Exploration in the frontier area is intrinsically binary in the short term. Not only will the initial exploration well scheduled for North Ustyurt in 2027 be an important step in building the geological model, but it will also validate or invalidate the whole regional thesis. Should it be successful and discover commercial hydrocarbons within the structures identified via the seismic conducted by SOCAR, the results will flow quickly as the Uzbek blocks gain commercial interest, discussions regarding the Kazakh part of the Ustyurt gain traction through KMG, and the whole region gains status as a frontier province that can attract exploration dollars in the future. Failure in the well will not result in failure of the thesis, but the timeframe will extend significantly, and discussions about Kazakhstan will become less plausible. The key factor in the message on Wednesday is bp's readiness to come in at 40% prior to even the first well being drilled.
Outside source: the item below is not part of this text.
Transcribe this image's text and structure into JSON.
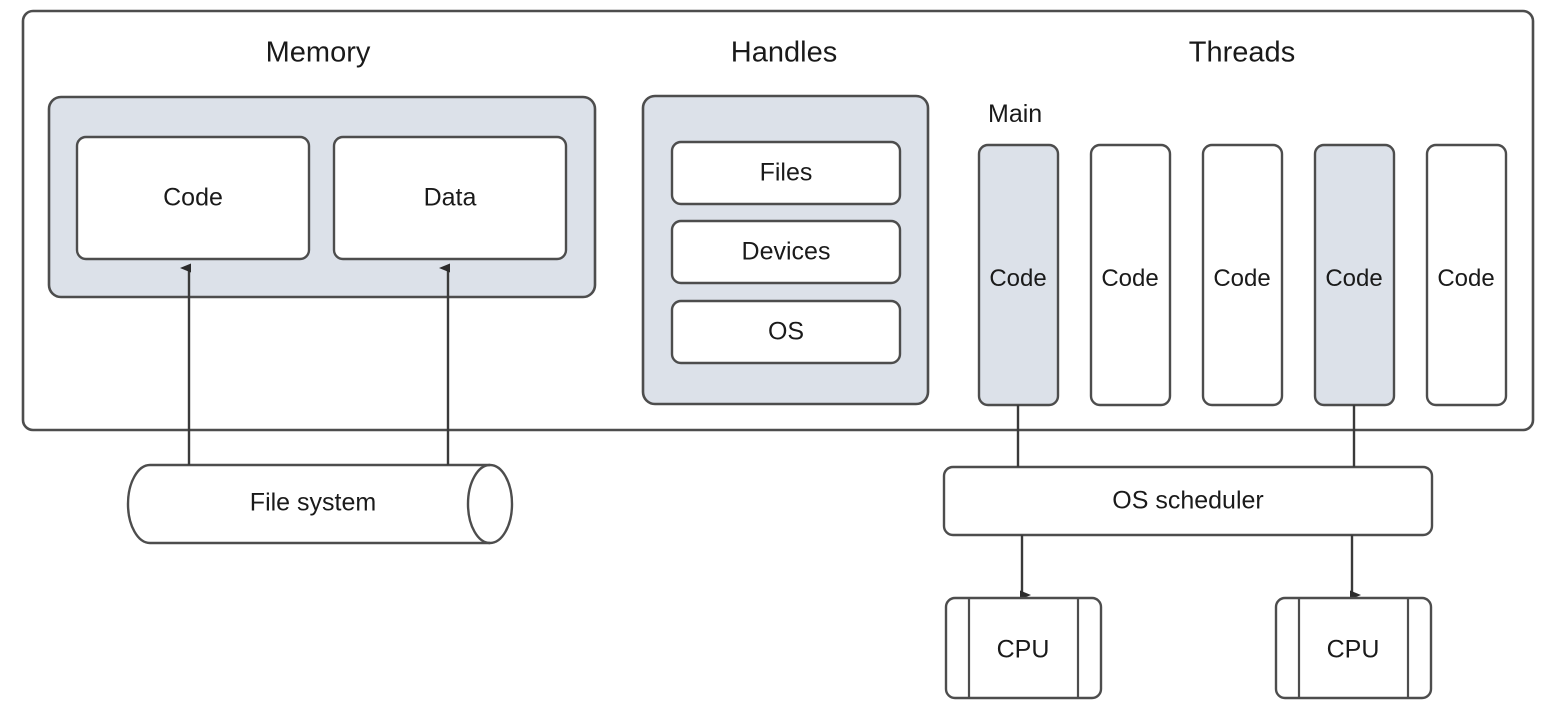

The firm is not waiting for proof from its drilling program before making its financial commitment. Rather, bp is buying the geological interpretation made by SOCAR since the PSA was signed in July 2025, and it feels that there is enough information available for it to take frontier risk at the major shareholder level. This is a geological confidence statement that, against the backdrop of bp's current portfolio management (at the same time that the firm is reportedly looking to divest its UK North Sea business), speaks to where bp sees the future potential for value creation.

Clearly, it does not see such potential in the North Sea, which is expensive and declining. Rather, bp is seeing such potential in the Ustyurt, where no one has ever drilled, and where the geological analogy to the North Caspian Sea is sufficiently strong to make it worthwhile at this stage of the exploration life cycle.